FAQ & Common Pitfalls

We sold our old sofa and bought a new one three months before the move, since we knew the old one wouldn't survive shipping. Does that new sofa still qualify?

This is exactly where the 6-month prior use rule catches people off guard. Non-consumable household items, furniture very much included, have to have been owned and actually used by you for at least 6 months before you relocate your residence to the EU. A sofa bought 3 months before the move doesn't meet that bar, so it wouldn't qualify as duty-free relocation goods on its own, even though the rest of your shipment might. In practice this means the timing of big furniture purchases matters if you're trying to keep an entire shipment inside the exemption, buying replacements only once you're confident they'll be part of your household for the following 6 months, ideally before you even start planning the move, keeps things cleaner.

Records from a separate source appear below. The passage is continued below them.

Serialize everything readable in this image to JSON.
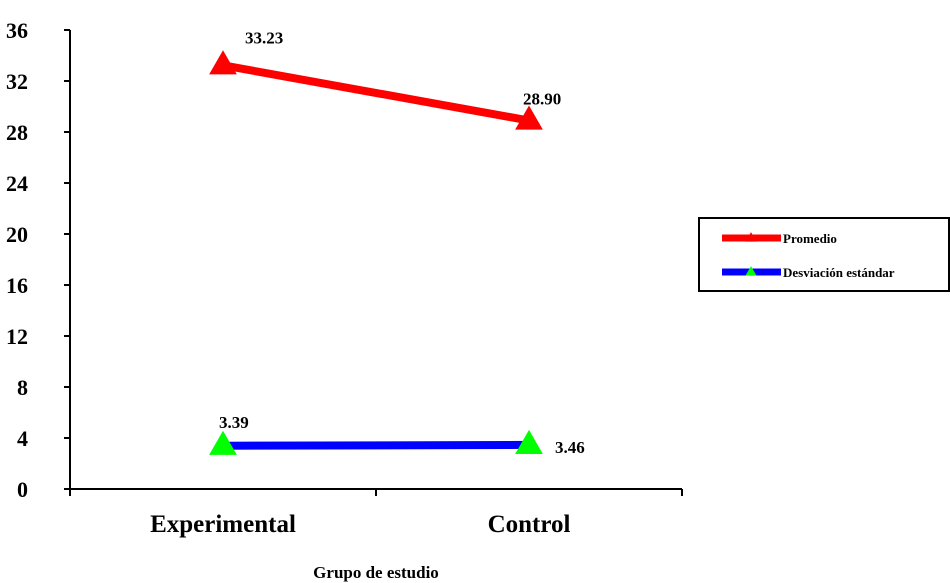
{
  "chart_data": {
    "type": "line",
    "categories": [
      "Experimental",
      "Control"
    ],
    "series": [
      {
        "name": "Promedio",
        "values": [
          33.23,
          28.9
        ],
        "value_labels": [
          "33.23",
          "28.90"
        ],
        "color": "#ff0000",
        "marker_color": "#ff0000"
      },
      {
        "name": "Desviación estándar",
        "values": [
          3.39,
          3.46
        ],
        "value_labels": [
          "3.39",
          "3.46"
        ],
        "color": "#0000ff",
        "marker_color": "#00ff00"
      }
    ],
    "xlabel": "Grupo de estudio",
    "ylabel": "",
    "ylim": [
      0,
      36
    ],
    "yticks": [
      0,
      4,
      8,
      12,
      16,
      20,
      24,
      28,
      32,
      36
    ],
    "grid": false,
    "legend": "right"
  }
}
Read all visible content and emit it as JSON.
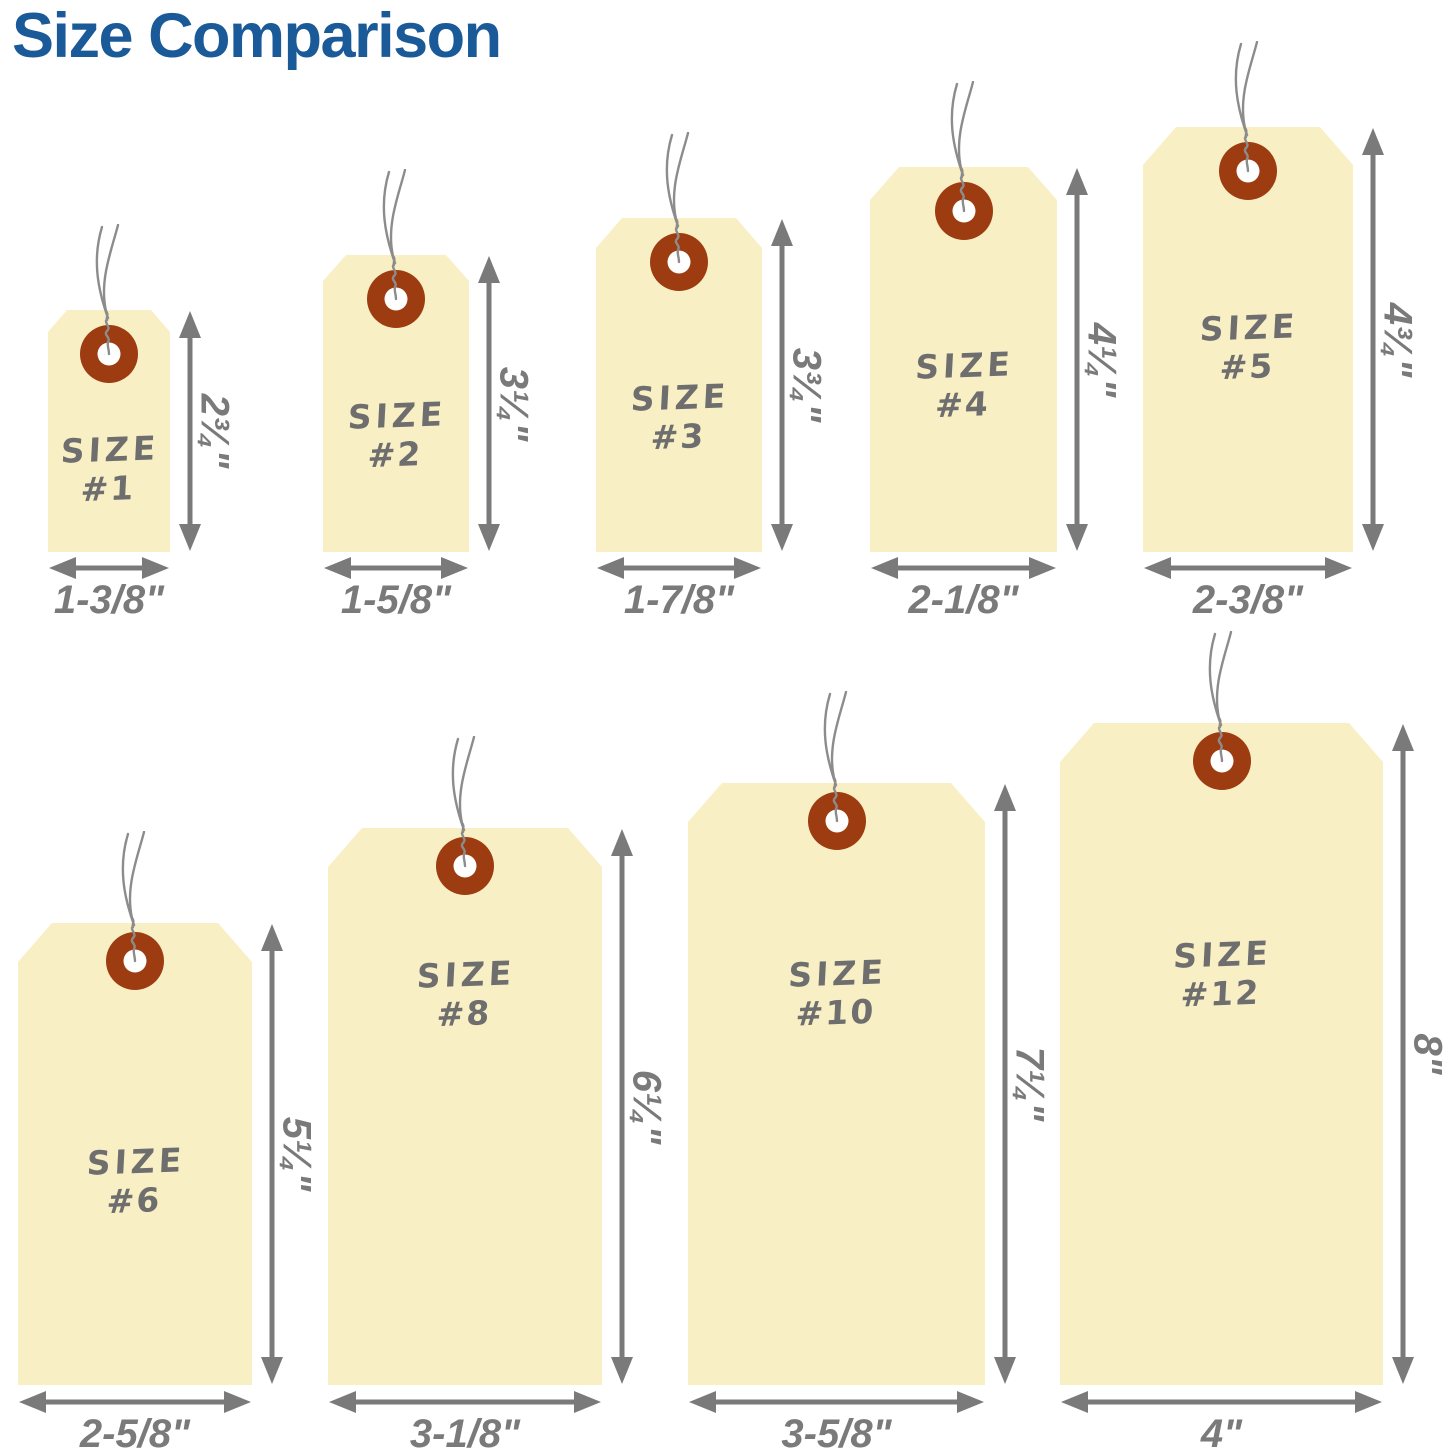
{
  "title": "Size Comparison",
  "colors": {
    "title_blue": "#1A5A98",
    "tag_fill": "#F8EFC5",
    "eyelet_rust": "#9D3C10",
    "eyelet_hole": "#FFFFFF",
    "dimension_gray": "#7A7A7A",
    "tag_text_gray": "#6E6E6E",
    "wire_gray": "#8C8C8C"
  },
  "rows": [
    {
      "tags": [
        {
          "size_word": "SIZE",
          "number": "#1",
          "height_label": "2¾\"",
          "width_label": "1-3/8\"",
          "height_in": 2.75,
          "width_in": 1.375
        },
        {
          "size_word": "SIZE",
          "number": "#2",
          "height_label": "3¼\"",
          "width_label": "1-5/8\"",
          "height_in": 3.25,
          "width_in": 1.625
        },
        {
          "size_word": "SIZE",
          "number": "#3",
          "height_label": "3¾\"",
          "width_label": "1-7/8\"",
          "height_in": 3.75,
          "width_in": 1.875
        },
        {
          "size_word": "SIZE",
          "number": "#4",
          "height_label": "4¼\"",
          "width_label": "2-1/8\"",
          "height_in": 4.25,
          "width_in": 2.125
        },
        {
          "size_word": "SIZE",
          "number": "#5",
          "height_label": "4¾\"",
          "width_label": "2-3/8\"",
          "height_in": 4.75,
          "width_in": 2.375
        }
      ]
    },
    {
      "tags": [
        {
          "size_word": "SIZE",
          "number": "#6",
          "height_label": "5¼\"",
          "width_label": "2-5/8\"",
          "height_in": 5.25,
          "width_in": 2.625
        },
        {
          "size_word": "SIZE",
          "number": "#8",
          "height_label": "6¼\"",
          "width_label": "3-1/8\"",
          "height_in": 6.25,
          "width_in": 3.125
        },
        {
          "size_word": "SIZE",
          "number": "#10",
          "height_label": "7¼\"",
          "width_label": "3-5/8\"",
          "height_in": 7.25,
          "width_in": 3.625
        },
        {
          "size_word": "SIZE",
          "number": "#12",
          "height_label": "8\"",
          "width_label": "4\"",
          "height_in": 8,
          "width_in": 4
        }
      ]
    }
  ]
}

Can we bring our car as part of the same Übersiedlungsgut shipment?

Vehicles and even sport aircraft can be included, but they carry their own extra condition on top of everything else: you need to show the vehicle was registered in the country of origin under your own name, verified through documentation from the relevant foreign authority. And a genuinely separate point that catches people out: even once a vehicle clears as duty-free relocation goods for import VAT purposes, it's still fully subject to German motor vehicle tax (Kraftfahrzeugsteuer) once registered here, there's no exemption from that specific tax just because the vehicle itself entered duty-free.

What actually happens if we need to sell or give away something from the shipment before the 12 months are up, say because our apartment here turned out to be smaller than expected?

Doing this deliberately within the 12-month window after your declaration was accepted breaks the condition the whole exemption was granted under, transferring goods to someone else during that period, whether by sale, gift, rental, pledge, or loan, means losing the exemption and having duty assessed retroactively on whatever you disposed of. If a genuine downsizing situation like a smaller-than-expected apartment comes up, it's worth checking directly with the Hauptzollamt handling your case before making any decision, rather than assuming a small, practical exception applies automatically.